Timothy Sandefur's insightful new book provides a dramatic new challenge to the status quo of constitutional law and argues a vital truth: our Constitution was written not to empower democracy, but to secure liberty. Yet the overemphasis on democracy by today's legal community-rather than the primacy of liberty, as expressed in the Declaration of Independence-has helped expand the scope of government power at the expense of individual rights. Now, more than ever, the Declaration of Independence should be the framework for interpreting our fundamental law. It is the conscience of the Constitution.
Is liberty or democracy the primary constitutional value? At a time when Americans are increasingly facing violations of their civil liberties, Timothy Sandefur's insightful new book explains why the Declaration of Independence, with its doctrines on the primacy of liberty, the natural rights of man, and the limits on legitimate government, should serve as the guidepost for understanding the Constitution. The author takes the reader through the ideas of substantive due process and judicial activism and defends them from mainstream criticisms while drawing on examples from literature, television, and Supreme Court cases. The Conscience of the Constitution: The Declaration of Independence and the Right to Liberty argues that modern legal doctrines, which value democracy over liberty, are endangering individual rights and corrupting our civic institutions.

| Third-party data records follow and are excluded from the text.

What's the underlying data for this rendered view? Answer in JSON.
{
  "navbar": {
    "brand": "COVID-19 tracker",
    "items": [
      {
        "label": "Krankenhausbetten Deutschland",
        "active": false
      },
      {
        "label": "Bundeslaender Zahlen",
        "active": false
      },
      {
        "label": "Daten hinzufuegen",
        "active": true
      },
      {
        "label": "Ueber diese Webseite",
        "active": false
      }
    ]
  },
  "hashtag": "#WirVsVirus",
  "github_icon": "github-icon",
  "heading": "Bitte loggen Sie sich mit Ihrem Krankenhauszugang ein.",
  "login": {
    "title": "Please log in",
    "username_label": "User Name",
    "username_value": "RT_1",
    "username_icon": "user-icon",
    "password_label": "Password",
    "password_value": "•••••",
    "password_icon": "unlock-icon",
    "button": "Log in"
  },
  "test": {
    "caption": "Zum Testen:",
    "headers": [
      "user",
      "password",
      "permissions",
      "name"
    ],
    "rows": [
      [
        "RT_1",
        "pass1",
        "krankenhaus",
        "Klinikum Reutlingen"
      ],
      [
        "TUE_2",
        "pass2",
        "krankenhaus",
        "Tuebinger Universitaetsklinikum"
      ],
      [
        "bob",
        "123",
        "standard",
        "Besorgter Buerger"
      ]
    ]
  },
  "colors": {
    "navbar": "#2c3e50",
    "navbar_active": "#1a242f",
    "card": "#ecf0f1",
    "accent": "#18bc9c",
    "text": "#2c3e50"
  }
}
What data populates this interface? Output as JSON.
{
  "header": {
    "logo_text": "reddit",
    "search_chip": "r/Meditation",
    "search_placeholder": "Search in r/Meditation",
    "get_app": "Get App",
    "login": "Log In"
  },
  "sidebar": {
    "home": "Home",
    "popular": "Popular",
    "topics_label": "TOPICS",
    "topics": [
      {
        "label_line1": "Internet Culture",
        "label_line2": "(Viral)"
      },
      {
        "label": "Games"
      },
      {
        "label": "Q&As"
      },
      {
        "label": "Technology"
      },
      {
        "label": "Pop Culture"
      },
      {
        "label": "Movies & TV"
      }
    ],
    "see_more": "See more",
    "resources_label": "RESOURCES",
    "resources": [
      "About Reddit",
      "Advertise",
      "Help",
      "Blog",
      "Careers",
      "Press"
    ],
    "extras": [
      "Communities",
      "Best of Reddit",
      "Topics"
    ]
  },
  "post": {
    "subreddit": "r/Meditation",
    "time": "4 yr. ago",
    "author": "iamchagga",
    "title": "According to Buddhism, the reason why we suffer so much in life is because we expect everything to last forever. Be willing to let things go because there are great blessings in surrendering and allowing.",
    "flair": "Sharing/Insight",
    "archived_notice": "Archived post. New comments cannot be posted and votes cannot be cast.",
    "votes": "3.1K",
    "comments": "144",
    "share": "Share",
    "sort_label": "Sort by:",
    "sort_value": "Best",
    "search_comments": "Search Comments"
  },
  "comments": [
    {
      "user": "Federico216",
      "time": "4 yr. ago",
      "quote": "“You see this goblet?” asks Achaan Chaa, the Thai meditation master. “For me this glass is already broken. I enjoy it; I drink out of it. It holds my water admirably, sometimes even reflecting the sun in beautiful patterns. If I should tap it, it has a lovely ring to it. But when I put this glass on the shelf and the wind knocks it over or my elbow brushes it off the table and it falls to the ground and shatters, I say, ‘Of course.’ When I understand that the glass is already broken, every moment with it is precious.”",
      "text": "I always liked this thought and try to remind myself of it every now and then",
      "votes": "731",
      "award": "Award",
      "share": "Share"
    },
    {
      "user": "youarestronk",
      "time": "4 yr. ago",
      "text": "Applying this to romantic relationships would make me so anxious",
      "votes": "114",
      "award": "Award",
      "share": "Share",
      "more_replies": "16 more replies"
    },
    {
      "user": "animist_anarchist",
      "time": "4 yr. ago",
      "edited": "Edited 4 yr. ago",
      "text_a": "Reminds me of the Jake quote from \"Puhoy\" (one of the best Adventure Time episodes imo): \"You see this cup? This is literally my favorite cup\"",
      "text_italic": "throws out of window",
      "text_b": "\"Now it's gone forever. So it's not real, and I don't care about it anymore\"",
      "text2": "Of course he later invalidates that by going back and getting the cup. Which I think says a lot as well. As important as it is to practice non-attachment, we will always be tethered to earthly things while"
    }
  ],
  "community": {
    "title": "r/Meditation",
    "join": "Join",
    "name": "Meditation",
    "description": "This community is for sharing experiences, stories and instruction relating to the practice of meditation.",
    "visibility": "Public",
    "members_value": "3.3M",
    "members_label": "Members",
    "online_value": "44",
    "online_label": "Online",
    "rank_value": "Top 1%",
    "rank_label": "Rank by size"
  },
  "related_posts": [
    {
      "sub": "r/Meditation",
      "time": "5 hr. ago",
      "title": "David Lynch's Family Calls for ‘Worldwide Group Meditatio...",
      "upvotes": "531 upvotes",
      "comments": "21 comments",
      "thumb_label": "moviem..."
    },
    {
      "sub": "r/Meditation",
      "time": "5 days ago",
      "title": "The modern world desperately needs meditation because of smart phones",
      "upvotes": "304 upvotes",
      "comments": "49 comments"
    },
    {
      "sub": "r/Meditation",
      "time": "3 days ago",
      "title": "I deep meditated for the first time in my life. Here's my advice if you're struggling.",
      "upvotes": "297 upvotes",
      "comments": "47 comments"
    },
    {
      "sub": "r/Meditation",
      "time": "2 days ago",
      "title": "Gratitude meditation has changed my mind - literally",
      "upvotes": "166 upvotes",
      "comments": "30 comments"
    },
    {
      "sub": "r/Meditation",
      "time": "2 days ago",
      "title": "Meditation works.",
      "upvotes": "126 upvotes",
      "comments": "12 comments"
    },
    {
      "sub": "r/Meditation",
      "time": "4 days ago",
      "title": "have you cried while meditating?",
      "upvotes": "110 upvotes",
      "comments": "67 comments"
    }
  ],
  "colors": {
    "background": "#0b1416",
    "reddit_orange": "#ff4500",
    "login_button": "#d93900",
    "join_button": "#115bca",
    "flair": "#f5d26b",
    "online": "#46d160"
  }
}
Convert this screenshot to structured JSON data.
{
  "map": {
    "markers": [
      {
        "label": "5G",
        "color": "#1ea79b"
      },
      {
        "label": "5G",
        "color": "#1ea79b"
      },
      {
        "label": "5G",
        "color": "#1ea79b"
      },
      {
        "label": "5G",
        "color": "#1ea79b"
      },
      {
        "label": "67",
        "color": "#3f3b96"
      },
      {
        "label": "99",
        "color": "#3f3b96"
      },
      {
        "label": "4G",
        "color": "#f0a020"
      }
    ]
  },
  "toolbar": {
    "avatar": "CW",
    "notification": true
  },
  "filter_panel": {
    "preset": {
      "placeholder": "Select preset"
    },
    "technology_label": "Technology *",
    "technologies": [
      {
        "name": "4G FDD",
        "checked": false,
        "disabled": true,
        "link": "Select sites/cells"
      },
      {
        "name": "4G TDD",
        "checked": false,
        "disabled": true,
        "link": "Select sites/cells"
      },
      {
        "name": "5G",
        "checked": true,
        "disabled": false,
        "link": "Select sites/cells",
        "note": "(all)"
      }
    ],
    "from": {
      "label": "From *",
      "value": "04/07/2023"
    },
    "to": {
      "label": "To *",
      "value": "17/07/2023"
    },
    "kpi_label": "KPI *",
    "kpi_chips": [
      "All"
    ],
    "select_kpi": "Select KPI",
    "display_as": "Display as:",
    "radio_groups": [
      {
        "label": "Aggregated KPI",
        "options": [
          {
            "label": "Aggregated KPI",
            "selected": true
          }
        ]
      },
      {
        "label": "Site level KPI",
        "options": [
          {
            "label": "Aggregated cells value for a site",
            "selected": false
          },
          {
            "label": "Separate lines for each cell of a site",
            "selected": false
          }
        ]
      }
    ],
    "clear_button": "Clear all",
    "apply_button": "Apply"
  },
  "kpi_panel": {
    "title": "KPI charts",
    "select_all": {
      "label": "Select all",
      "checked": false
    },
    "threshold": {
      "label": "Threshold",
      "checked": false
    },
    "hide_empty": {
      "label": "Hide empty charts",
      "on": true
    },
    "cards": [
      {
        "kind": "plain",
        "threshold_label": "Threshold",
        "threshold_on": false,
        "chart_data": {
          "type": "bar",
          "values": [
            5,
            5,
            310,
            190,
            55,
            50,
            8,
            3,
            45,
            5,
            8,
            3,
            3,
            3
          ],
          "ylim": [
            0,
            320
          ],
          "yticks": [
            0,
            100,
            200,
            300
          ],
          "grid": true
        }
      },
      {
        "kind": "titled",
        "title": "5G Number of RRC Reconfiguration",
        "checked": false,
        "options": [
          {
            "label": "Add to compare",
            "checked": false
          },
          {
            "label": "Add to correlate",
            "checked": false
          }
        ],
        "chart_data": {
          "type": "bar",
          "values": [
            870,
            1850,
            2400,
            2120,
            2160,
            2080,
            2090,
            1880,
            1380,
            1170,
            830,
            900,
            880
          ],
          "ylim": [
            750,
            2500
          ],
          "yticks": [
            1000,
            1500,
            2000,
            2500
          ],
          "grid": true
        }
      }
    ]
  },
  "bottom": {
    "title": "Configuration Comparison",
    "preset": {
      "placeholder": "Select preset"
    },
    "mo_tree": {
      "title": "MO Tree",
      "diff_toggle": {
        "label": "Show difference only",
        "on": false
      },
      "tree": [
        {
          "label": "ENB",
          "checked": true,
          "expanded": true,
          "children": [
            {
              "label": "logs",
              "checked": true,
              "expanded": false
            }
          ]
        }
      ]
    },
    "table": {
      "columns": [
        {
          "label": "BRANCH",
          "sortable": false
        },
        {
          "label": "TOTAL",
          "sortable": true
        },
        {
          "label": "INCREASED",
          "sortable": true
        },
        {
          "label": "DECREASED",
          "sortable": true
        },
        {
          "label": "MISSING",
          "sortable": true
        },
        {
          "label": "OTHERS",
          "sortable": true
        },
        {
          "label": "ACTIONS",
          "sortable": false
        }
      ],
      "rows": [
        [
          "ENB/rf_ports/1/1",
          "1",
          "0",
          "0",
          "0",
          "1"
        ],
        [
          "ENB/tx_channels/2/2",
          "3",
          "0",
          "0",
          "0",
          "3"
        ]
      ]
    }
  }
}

Timothy Sandefur is a Principal Attorney at the Pacific Legal Foundation. As the lead attorney in the Economic Liberty Project, he works to protect businesses against abusive government regulation. He has won important victories for free enterprise in California, Missouri, Oregon, and other states. He also works to prevent the abuse of eminent domain, having participated in many significant eminent domain cases, including Kelo v. New London. He is the author of three books, Cornerstone of Liberty: Property Rights in 21st Century America (2006), The Right to Earn A Living: Economic Freedom And The Law (2010), and The Conscience of The Constitution (2013), as well as some 45 scholarly articles on subjects ranging from eminent domain and economic liberty to copyright, evolution and creationism, slavery and the Civil War, and legal issues in Shakespeare and ancient Greek drama. He is a graduate of Chapman University School of Law and Hillsdale College. He is an Adjunct Scholar with the Cato Institute, and his articles have appeared in Liberty, National Review, The San Francisco Chronicle, Regulation, The Washington Times, and other places. He is a frequent guest on radio and television programs, including the Jim Lehrer News Hour, The Armstrong and Getty Show, NPR's This American Life, CNBC's Street Signs, Now with David Brancaccio and CPSAN's Book TV.